The Canterbury mudfish protection project will utilise an approximate six to seven metre long canvas array, think "permanent electric fishing with an electric fence", covering the full stream bed which will send out electric pulses discouraging trout and eel from swimming upstream into the tributaries but rather continue up the mainstem of the Hororata River away from important mudfish populations.

The Selwyn Waihora catchment has the largest remaining fragments of Canterbury mudfish of any other zone in the Canterbury region.

The Haldon Pasture Springs site is particularly significant as it is one of only a few, where mudfish in the Hororata catchment managed to survive during the 2015-16 drought.  Mudfish from there have begun expanding into areas downstream where populations were particularly affected by the drought.

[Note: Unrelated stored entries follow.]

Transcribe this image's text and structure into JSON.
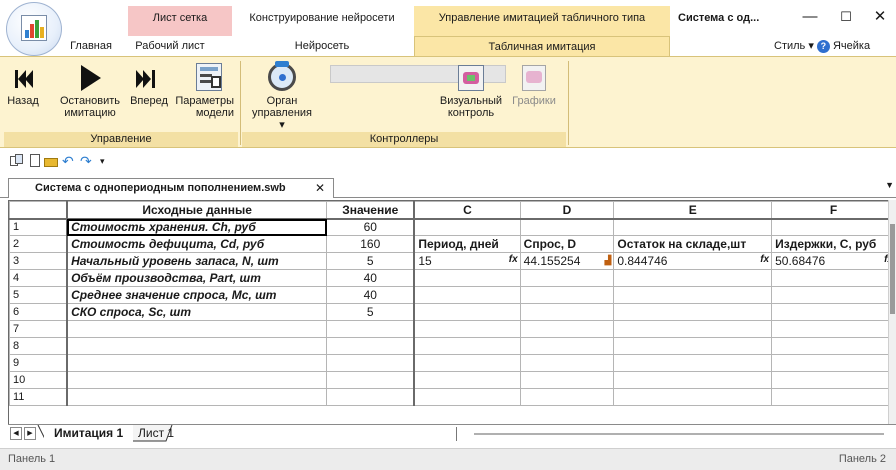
{
  "window": {
    "context_tabs": {
      "grid": "Лист сетка",
      "nn": "Конструирование нейросети",
      "sim": "Управление имитацией табличного типа"
    },
    "doc_title": "Система с од...",
    "controls": {
      "minimize": "—",
      "maximize": "☐",
      "close": "✕"
    }
  },
  "tabs": {
    "home": "Главная",
    "sheet": "Рабочий лист",
    "nn": "Нейросеть",
    "sim": "Табличная имитация",
    "style": "Стиль ▾",
    "cell": "Ячейка"
  },
  "ribbon": {
    "control_group": {
      "label": "Управление",
      "back": "Назад",
      "stop": [
        "Остановить",
        "имитацию"
      ],
      "forward": "Вперед",
      "params": [
        "Параметры",
        "модели"
      ]
    },
    "controllers_group": {
      "label": "Контроллеры",
      "organ": [
        "Орган",
        "управления ▾"
      ],
      "visual": [
        "Визуальный",
        "контроль"
      ],
      "charts": "Графики"
    }
  },
  "document_tab": {
    "label": "Система с однопериодным пополнением.swb",
    "close": "✕"
  },
  "grid": {
    "columns": [
      "Исходные данные",
      "Значение",
      "C",
      "D",
      "E",
      "F"
    ],
    "rows": [
      {
        "n": "1",
        "param": "Стоимость хранения. Ch, руб",
        "value": "60"
      },
      {
        "n": "2",
        "param": "Стоимость дефицита, Cd, руб",
        "value": "160",
        "c": "Период, дней",
        "d": "Спрос, D",
        "e": "Остаток на складе,шт",
        "f": "Издержки, C, руб"
      },
      {
        "n": "3",
        "param": "Начальный уровень запаса, N, шт",
        "value": "5",
        "c": "15",
        "d": "44.155254",
        "e": "0.844746",
        "f": "50.68476"
      },
      {
        "n": "4",
        "param": "Объём производства, Part, шт",
        "value": "40"
      },
      {
        "n": "5",
        "param": "Среднее значение спроса, Mc, шт",
        "value": "40"
      },
      {
        "n": "6",
        "param": "СКО спроса, Sc, шт",
        "value": "5"
      },
      {
        "n": "7"
      },
      {
        "n": "8"
      },
      {
        "n": "9"
      },
      {
        "n": "10"
      },
      {
        "n": "11"
      }
    ],
    "fx_mark": "fx"
  },
  "sheets": {
    "active": "Имитация 1",
    "other": "Лист 1"
  },
  "status": {
    "left": "Панель 1",
    "right": "Панель 2"
  }
}
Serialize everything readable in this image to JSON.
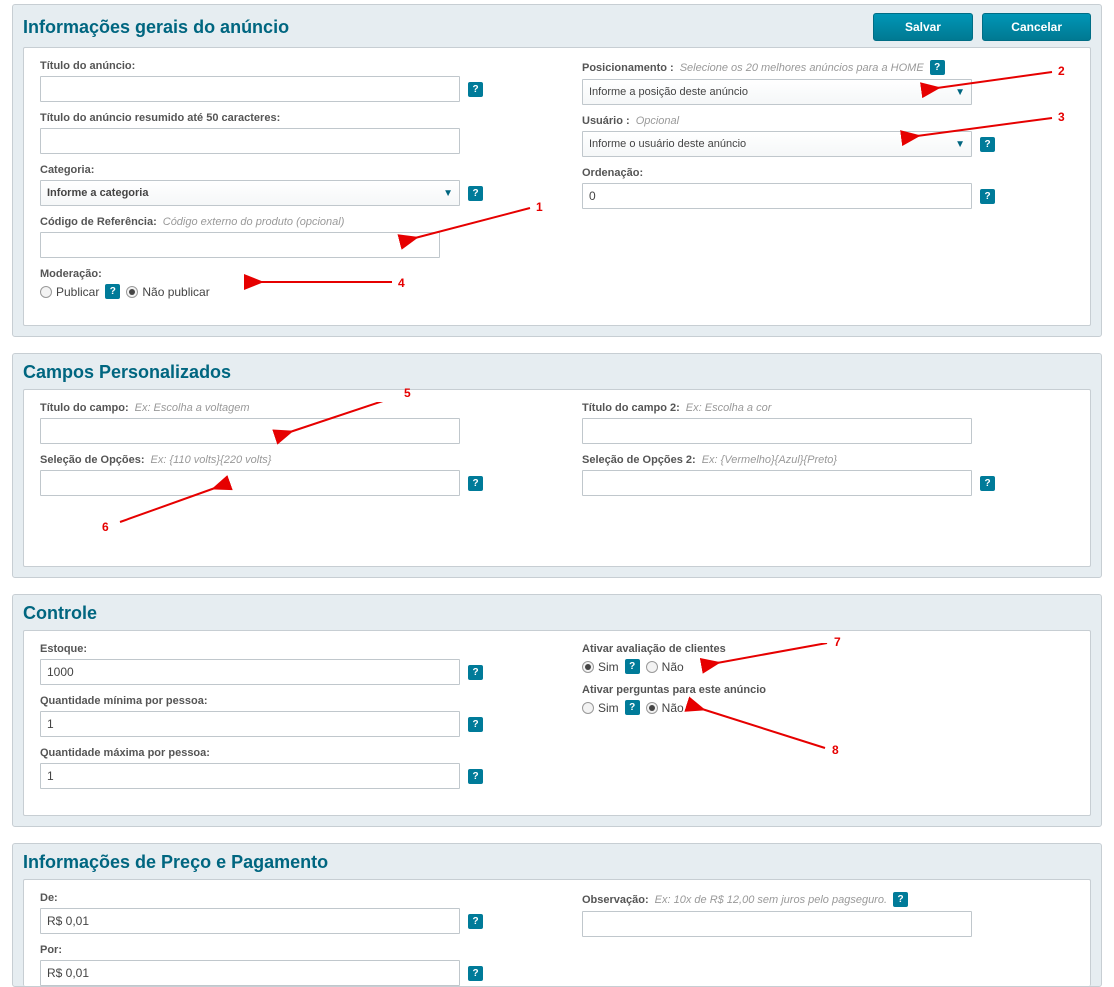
{
  "header": {
    "title": "Informações gerais do anúncio",
    "save_label": "Salvar",
    "cancel_label": "Cancelar"
  },
  "general": {
    "titulo_label": "Título do anúncio:",
    "titulo_value": "",
    "titulo_resumido_label": "Título do anúncio resumido até 50 caracteres:",
    "titulo_resumido_value": "",
    "categoria_label": "Categoria:",
    "categoria_placeholder": "Informe a categoria",
    "codigo_ref_label": "Código de Referência:",
    "codigo_ref_hint": "Código externo do produto (opcional)",
    "codigo_ref_value": "",
    "moderacao_label": "Moderação:",
    "radio_publicar": "Publicar",
    "radio_nao_publicar": "Não publicar",
    "posicionamento_label": "Posicionamento :",
    "posicionamento_hint": "Selecione os 20 melhores anúncios para a HOME",
    "posicionamento_placeholder": "Informe a posição deste anúncio",
    "usuario_label": "Usuário :",
    "usuario_hint": "Opcional",
    "usuario_placeholder": "Informe o usuário deste anúncio",
    "ordenacao_label": "Ordenação:",
    "ordenacao_value": "0"
  },
  "campos": {
    "title": "Campos Personalizados",
    "titulo_campo_label": "Título do campo:",
    "titulo_campo_hint": "Ex: Escolha a voltagem",
    "selecao_opcoes_label": "Seleção de Opções:",
    "selecao_opcoes_hint": "Ex: {110 volts}{220 volts}",
    "titulo_campo2_label": "Título do campo 2:",
    "titulo_campo2_hint": "Ex: Escolha a cor",
    "selecao_opcoes2_label": "Seleção de Opções 2:",
    "selecao_opcoes2_hint": "Ex: {Vermelho}{Azul}{Preto}"
  },
  "controle": {
    "title": "Controle",
    "estoque_label": "Estoque:",
    "estoque_value": "1000",
    "qtd_min_label": "Quantidade mínima por pessoa:",
    "qtd_min_value": "1",
    "qtd_max_label": "Quantidade máxima por pessoa:",
    "qtd_max_value": "1",
    "avaliacao_label": "Ativar avaliação de clientes",
    "perguntas_label": "Ativar perguntas para este anúncio",
    "radio_sim": "Sim",
    "radio_nao": "Não"
  },
  "preco": {
    "title": "Informações de Preço e Pagamento",
    "de_label": "De:",
    "de_value": "R$ 0,01",
    "por_label": "Por:",
    "por_value": "R$ 0,01",
    "obs_label": "Observação:",
    "obs_hint": "Ex: 10x de R$ 12,00 sem juros pelo pagseguro."
  },
  "annotations": {
    "1": "1",
    "2": "2",
    "3": "3",
    "4": "4",
    "5": "5",
    "6": "6",
    "7": "7",
    "8": "8"
  }
}
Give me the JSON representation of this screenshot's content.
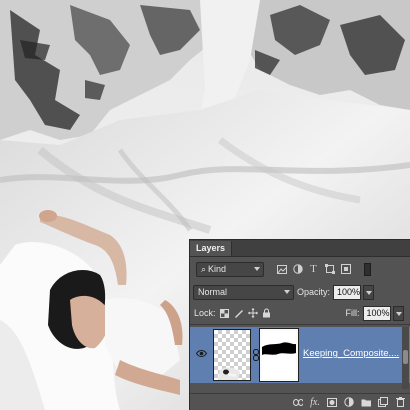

It is expected the project would lead to a 10-fold increase of habitat from 820m2 to 8200m2 in the Selwyn Waihora catchment by allowing mudfish to expand their movements into the lower reaches of Haldon Pasture Springs.  This could also lead to the area being used as a nursery where mudfish are transplanted.

Plans for the barrier are expected to be prepared by July.

About Canterbury mudfish

Canterbury mudfish are the most threatened of New Zealand's mudfish species. They have a conservation status of Threatened (Nationally Critical) under the NZ Threat Classification System.

Canterbury mudfish are found in a limited number of waterways in the Canterbury Plains, between the Ashley River (in the north) and the Waitaki River (in the South).